Beta-receptor blockade, physical activity, and metabolism.

The adaptation processes under physical activity are regulated through an increase in the sympathetic impulse, whereby the circulation adaptation is mediated specifically by way of beta1-receptors and the energy supply predominantly by way of beta2-receptors. The maximum performance capacity, therefore, is restricted through every form of beta-blockade. However, it follows from the receptor pattern that the mixed beta1/beta2-blockade exhibits a substantially clearer effect. For everyday performance, the predominant beta1-selective blockade represents practically no handicap. The special advantages of beta1-selective-compared to nonselective-blockade are discussed. Beta1-blockers practically do not affect glycogenolysis.

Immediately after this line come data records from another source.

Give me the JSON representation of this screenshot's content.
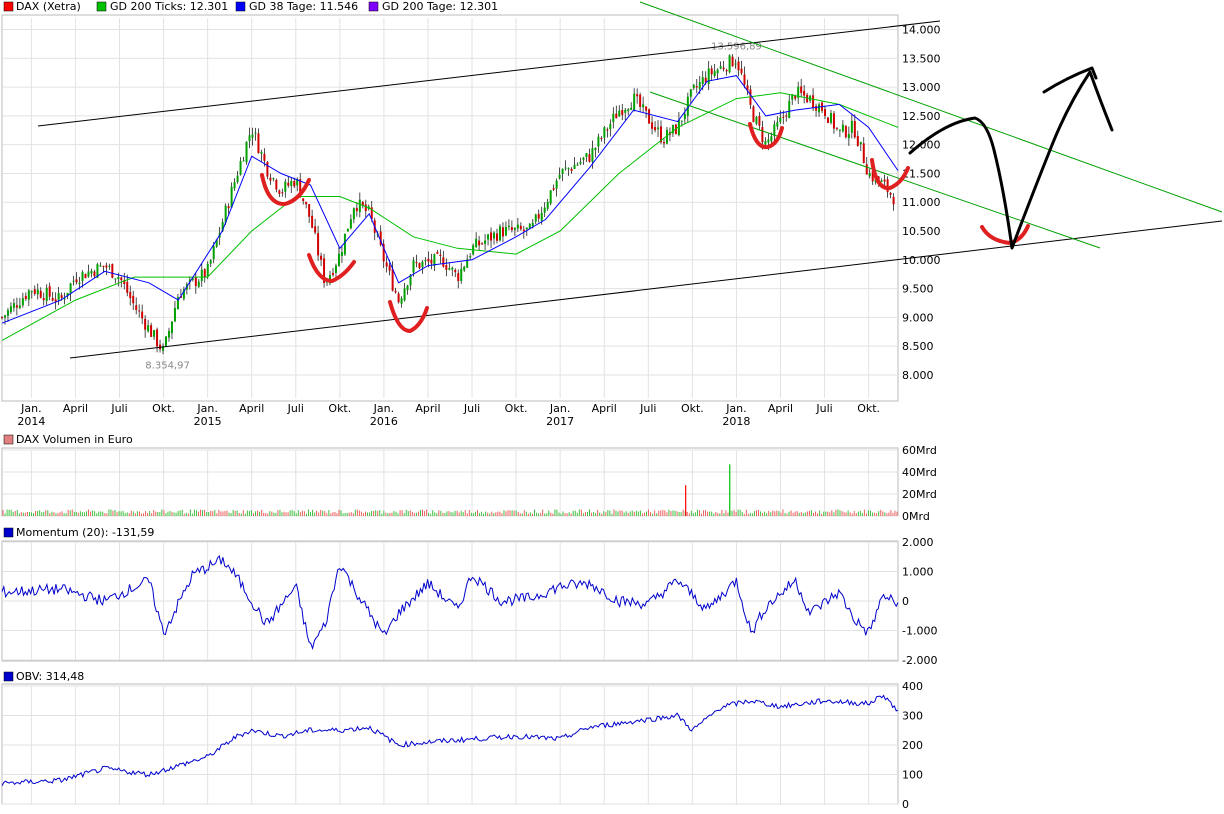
{
  "legend": [
    {
      "swatch_color": "#ff0000",
      "label": "DAX (Xetra)"
    },
    {
      "swatch_color": "#00c000",
      "label": "GD 200 Ticks: 12.301"
    },
    {
      "swatch_color": "#0000ff",
      "label": "GD 38 Tage: 11.546"
    },
    {
      "swatch_color": "#8000ff",
      "label": "GD 200 Tage: 12.301"
    }
  ],
  "chart_data": [
    {
      "type": "candlestick",
      "title": "DAX (Xetra)",
      "ylim": [
        7600,
        14200
      ],
      "y_ticks": [
        8000,
        8500,
        9000,
        9500,
        10000,
        10500,
        11000,
        11500,
        12000,
        12500,
        13000,
        13500,
        14000
      ],
      "y_tick_labels": [
        "8.000",
        "8.500",
        "9.000",
        "9.500",
        "10.000",
        "10.500",
        "11.000",
        "11.500",
        "12.000",
        "12.500",
        "13.000",
        "13.500",
        "14.000"
      ],
      "x_range": [
        "2013-11",
        "2018-12"
      ],
      "x_ticks": [
        {
          "date": "2014-01",
          "label": "Jan.",
          "year": "2014"
        },
        {
          "date": "2014-04",
          "label": "April",
          "year": ""
        },
        {
          "date": "2014-07",
          "label": "Juli",
          "year": ""
        },
        {
          "date": "2014-10",
          "label": "Okt.",
          "year": ""
        },
        {
          "date": "2015-01",
          "label": "Jan.",
          "year": "2015"
        },
        {
          "date": "2015-04",
          "label": "April",
          "year": ""
        },
        {
          "date": "2015-07",
          "label": "Juli",
          "year": ""
        },
        {
          "date": "2015-10",
          "label": "Okt.",
          "year": ""
        },
        {
          "date": "2016-01",
          "label": "Jan.",
          "year": "2016"
        },
        {
          "date": "2016-04",
          "label": "April",
          "year": ""
        },
        {
          "date": "2016-07",
          "label": "Juli",
          "year": ""
        },
        {
          "date": "2016-10",
          "label": "Okt.",
          "year": ""
        },
        {
          "date": "2017-01",
          "label": "Jan.",
          "year": "2017"
        },
        {
          "date": "2017-04",
          "label": "April",
          "year": ""
        },
        {
          "date": "2017-07",
          "label": "Juli",
          "year": ""
        },
        {
          "date": "2017-10",
          "label": "Okt.",
          "year": ""
        },
        {
          "date": "2018-01",
          "label": "Jan.",
          "year": "2018"
        },
        {
          "date": "2018-04",
          "label": "April",
          "year": ""
        },
        {
          "date": "2018-07",
          "label": "Juli",
          "year": ""
        },
        {
          "date": "2018-10",
          "label": "Okt.",
          "year": ""
        }
      ],
      "price_series": {
        "name": "DAX (Xetra)",
        "color": "#000000",
        "x": [
          "2013-11",
          "2014-01",
          "2014-03",
          "2014-04",
          "2014-06",
          "2014-07",
          "2014-08",
          "2014-10",
          "2014-11",
          "2015-01",
          "2015-03",
          "2015-04",
          "2015-05",
          "2015-06",
          "2015-07",
          "2015-08",
          "2015-09",
          "2015-10",
          "2015-11",
          "2015-12",
          "2016-01",
          "2016-02",
          "2016-03",
          "2016-05",
          "2016-06",
          "2016-07",
          "2016-09",
          "2016-11",
          "2016-12",
          "2017-01",
          "2017-03",
          "2017-05",
          "2017-06",
          "2017-08",
          "2017-09",
          "2017-10",
          "2017-11",
          "2018-01",
          "2018-02",
          "2018-03",
          "2018-04",
          "2018-05",
          "2018-06",
          "2018-07",
          "2018-08",
          "2018-09",
          "2018-10",
          "2018-11",
          "2018-12"
        ],
        "y": [
          9000,
          9500,
          9300,
          9700,
          9900,
          9700,
          9200,
          8400,
          9400,
          9800,
          11500,
          12300,
          11600,
          11200,
          11400,
          10700,
          9600,
          10100,
          11000,
          10800,
          10000,
          9300,
          9900,
          10000,
          9700,
          10200,
          10500,
          10500,
          11000,
          11500,
          11800,
          12600,
          12800,
          12100,
          12300,
          12900,
          13200,
          13500,
          12600,
          12000,
          12400,
          12900,
          12800,
          12600,
          12200,
          12300,
          11500,
          11300,
          11000
        ]
      },
      "lines": [
        {
          "name": "GD 200 Ticks",
          "color": "#00c000",
          "x": [
            "2013-11",
            "2014-04",
            "2014-08",
            "2015-01",
            "2015-04",
            "2015-07",
            "2015-10",
            "2015-12",
            "2016-03",
            "2016-06",
            "2016-10",
            "2017-01",
            "2017-05",
            "2017-09",
            "2018-01",
            "2018-04",
            "2018-08",
            "2018-12"
          ],
          "y": [
            8600,
            9300,
            9700,
            9700,
            10500,
            11100,
            11100,
            10900,
            10400,
            10200,
            10100,
            10500,
            11500,
            12300,
            12800,
            12900,
            12700,
            12300
          ]
        },
        {
          "name": "GD 38 Tage",
          "color": "#0000ff",
          "x": [
            "2013-11",
            "2014-03",
            "2014-06",
            "2014-09",
            "2014-11",
            "2015-02",
            "2015-04",
            "2015-06",
            "2015-08",
            "2015-10",
            "2015-12",
            "2016-02",
            "2016-04",
            "2016-07",
            "2016-10",
            "2016-12",
            "2017-03",
            "2017-06",
            "2017-09",
            "2017-11",
            "2018-01",
            "2018-03",
            "2018-05",
            "2018-08",
            "2018-10",
            "2018-12"
          ],
          "y": [
            8900,
            9300,
            9800,
            9600,
            9300,
            10500,
            11800,
            11500,
            11300,
            10200,
            10800,
            9600,
            9900,
            10000,
            10400,
            10700,
            11600,
            12600,
            12400,
            13100,
            13200,
            12500,
            12600,
            12700,
            12300,
            11550
          ]
        }
      ],
      "annotations": [
        {
          "text": "8.354,97",
          "x": "2014-10",
          "y": 8355
        },
        {
          "text": "13.596,89",
          "x": "2018-01",
          "y": 13597
        }
      ]
    },
    {
      "type": "bar",
      "title": "DAX Volumen in Euro",
      "ylim": [
        0,
        60
      ],
      "y_tick_labels": [
        "60Mrd",
        "40Mrd",
        "20Mrd",
        "0Mrd"
      ],
      "spikes": [
        {
          "x": "2017-09",
          "value": 28,
          "color": "#ff0000"
        },
        {
          "x": "2017-12",
          "value": 47,
          "color": "#00c000"
        }
      ],
      "typical_value_mrd": 4
    },
    {
      "type": "line",
      "title": "Momentum (20): -131,59",
      "ylim": [
        -2000,
        2000
      ],
      "y_ticks": [
        2000,
        1000,
        0,
        -1000,
        -2000
      ],
      "y_tick_labels": [
        "2.000",
        "1.000",
        "0",
        "-1.000",
        "-2.000"
      ],
      "series": [
        {
          "name": "Momentum (20)",
          "color": "#0000cc",
          "x": [
            "2013-11",
            "2014-03",
            "2014-06",
            "2014-09",
            "2014-10",
            "2014-12",
            "2015-02",
            "2015-03",
            "2015-05",
            "2015-07",
            "2015-08",
            "2015-09",
            "2015-10",
            "2015-11",
            "2016-01",
            "2016-02",
            "2016-04",
            "2016-06",
            "2016-07",
            "2016-09",
            "2016-11",
            "2017-01",
            "2017-03",
            "2017-05",
            "2017-07",
            "2017-09",
            "2017-11",
            "2018-01",
            "2018-02",
            "2018-03",
            "2018-05",
            "2018-06",
            "2018-08",
            "2018-09",
            "2018-10",
            "2018-11",
            "2018-12"
          ],
          "y": [
            300,
            400,
            0,
            700,
            -1100,
            900,
            1400,
            800,
            -800,
            500,
            -1600,
            -800,
            1300,
            400,
            -1200,
            -400,
            600,
            -300,
            900,
            0,
            100,
            500,
            600,
            0,
            -100,
            700,
            -300,
            700,
            -1100,
            -200,
            700,
            -400,
            300,
            -600,
            -1100,
            200,
            -130
          ]
        }
      ]
    },
    {
      "type": "line",
      "title": "OBV: 314,48",
      "ylim": [
        0,
        400
      ],
      "y_ticks": [
        400,
        300,
        200,
        100,
        0
      ],
      "y_tick_labels": [
        "400",
        "300",
        "200",
        "100",
        "0"
      ],
      "series": [
        {
          "name": "OBV",
          "color": "#0000cc",
          "x": [
            "2013-11",
            "2014-03",
            "2014-06",
            "2014-09",
            "2014-11",
            "2015-01",
            "2015-03",
            "2015-04",
            "2015-06",
            "2015-08",
            "2015-10",
            "2015-12",
            "2016-01",
            "2016-02",
            "2016-04",
            "2016-07",
            "2016-10",
            "2017-01",
            "2017-03",
            "2017-06",
            "2017-09",
            "2017-10",
            "2017-12",
            "2018-02",
            "2018-04",
            "2018-07",
            "2018-10",
            "2018-11",
            "2018-12"
          ],
          "y": [
            70,
            80,
            120,
            100,
            130,
            160,
            230,
            250,
            230,
            250,
            250,
            260,
            230,
            200,
            210,
            220,
            230,
            220,
            260,
            280,
            300,
            250,
            330,
            350,
            330,
            350,
            340,
            370,
            314
          ]
        }
      ]
    }
  ]
}
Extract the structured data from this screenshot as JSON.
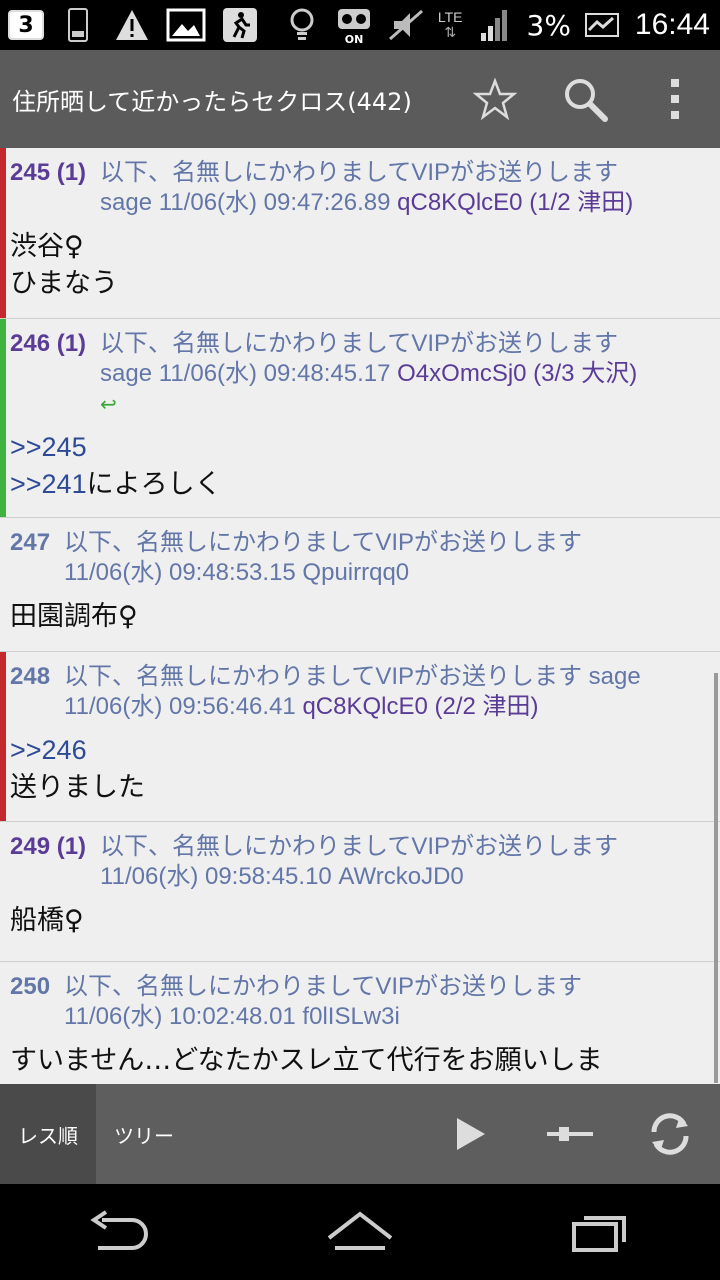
{
  "status_bar": {
    "notif_badge": "3",
    "lte": "LTE",
    "battery": "3%",
    "time": "16:44",
    "icons": [
      "sd-card-icon",
      "warning-icon",
      "image-icon",
      "runner-icon",
      "bulb-icon",
      "voicemail-icon",
      "mute-icon",
      "signal-icon",
      "battery-icon"
    ]
  },
  "action_bar": {
    "title": "住所晒して近かったらセクロス(442)",
    "icons": [
      "star-icon",
      "search-icon",
      "overflow-menu-icon"
    ]
  },
  "posts": [
    {
      "num": "245 (1)",
      "name": "以下、名無しにかわりましてVIPがお送りします",
      "meta": "sage 11/06(水) 09:47:26.89 ",
      "id": "qC8KQlcE0 (1/2 津田)",
      "bar_color": "#c3282d",
      "lines": [
        "渋谷♀",
        "ひまなう"
      ]
    },
    {
      "num": "246 (1)",
      "name": "以下、名無しにかわりましてVIPがお送りします",
      "meta": "sage 11/06(水) 09:48:45.17 ",
      "id": "O4xOmcSj0 (3/3 大沢)",
      "bar_color": "#3fb23f",
      "reply": "↩",
      "refs": [
        ">>245",
        ">>241"
      ],
      "ref_tail": "によろしく"
    },
    {
      "num": "247",
      "name": "以下、名無しにかわりましてVIPがお送りします",
      "meta": "11/06(水) 09:48:53.15 Qpuirrqq0",
      "lines": [
        "田園調布♀"
      ]
    },
    {
      "num": "248",
      "name": "以下、名無しにかわりましてVIPがお送りします sage",
      "meta": "11/06(水) 09:56:46.41 ",
      "id": "qC8KQlcE0 (2/2 津田)",
      "bar_color": "#c3282d",
      "ref": ">>246",
      "lines": [
        "送りました"
      ]
    },
    {
      "num": "249 (1)",
      "name": "以下、名無しにかわりましてVIPがお送りします",
      "meta": "11/06(水) 09:58:45.10 AWrckoJD0",
      "lines": [
        "船橋♀"
      ]
    },
    {
      "num": "250",
      "name": "以下、名無しにかわりましてVIPがお送りします",
      "meta": "11/06(水) 10:02:48.01 f0lISLw3i",
      "lines": [
        "すいません…どなたかスレ立て代行をお願いしま"
      ]
    }
  ],
  "tabs": {
    "active": "レス順",
    "other": "ツリー"
  },
  "tab_icons": [
    "play-icon",
    "slider-icon",
    "refresh-icon"
  ],
  "nav_icons": [
    "back-icon",
    "home-icon",
    "recent-apps-icon"
  ]
}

Under beta1/beta2-blockers, hypoglycemia could reactively lead to reflective pressure increases and bradycardia through epinephrine release. Beta1-blockers additionally influence the cellular potassium homeostasis to a substantially lower extent. Under nonselective blockers, a distinct increase in the serum potassium and a retardation of the reuptake in the cells are observed. Also, lipolysis is strongly negatively influenced under nonselective blockers. Especially for atherogenesis, the important high-density lipoprotein cholesterol is negatively influenced under nonselective blockers in contrast to selective ones. Under these aspects, results are demonstrated that were obtained in 16 hypertensive patients treated with bisoprolol. In conclusion, beta1-selective blockers are largely "metabolically neutral" and are therefore to be preferred.